As a parent, there are many times I have felt that I’ve failed in my duties. But what those “failures” do is further justify my need for a Savior and my inability to live life on my own. I will never be a perfect mom, and I’m so glad my Jesus walks beside me every step of the way in motherhood.

 

There are little things I’ve done, like forgetting to bring an item to school for the girls, or running late to pick them up… accidentally shutting the car door on my daughter’s hand, leaving the curling iron on when my eldest was two. All of those little things can make a mom feel defeated in the moment. 

 The biggest challenge I have is maintaining my patience during discipline or simply when all my kids are on a whole other level! If you’re a mom, I know you can relate. Adding a third child definitely added to this challenge - she is a different breed! When my children deliberately disobey, or when I repeat myself 1,000 times before they actually do what I asked - it becomes super frustrating. There are times I have absolutely lost my cool, and I can see the shock in my girls’ eyes.
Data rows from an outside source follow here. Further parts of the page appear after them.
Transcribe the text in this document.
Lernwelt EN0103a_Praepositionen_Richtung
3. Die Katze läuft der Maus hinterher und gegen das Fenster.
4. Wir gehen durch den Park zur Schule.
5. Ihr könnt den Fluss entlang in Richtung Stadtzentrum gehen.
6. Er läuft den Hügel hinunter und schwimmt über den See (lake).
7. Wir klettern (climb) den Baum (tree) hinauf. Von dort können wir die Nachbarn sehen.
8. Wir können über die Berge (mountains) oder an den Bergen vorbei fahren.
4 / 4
Those are the moments where I have to walk away, regain my composure, and pray. It’s okay that my girls have seen the raw & vulnerable side of me - it shows them I’m human, and I make mistakes. As a mom, I’ve apologized to my girls and used it as an opportunity to teach on grace & forgiveness. 

 

This is what makes motherhood beautiful. It’s hard world, being a mom is exhausting, and Lord knows I will make mistakes along the way.  However, He uses this journey to not only help me shape & guide my kids in His ways - but uses it to continually refine ME. Besides being a wife to my husband, being a mom is my greatest calling! 

 

Thank the Lord HE is in control and not me!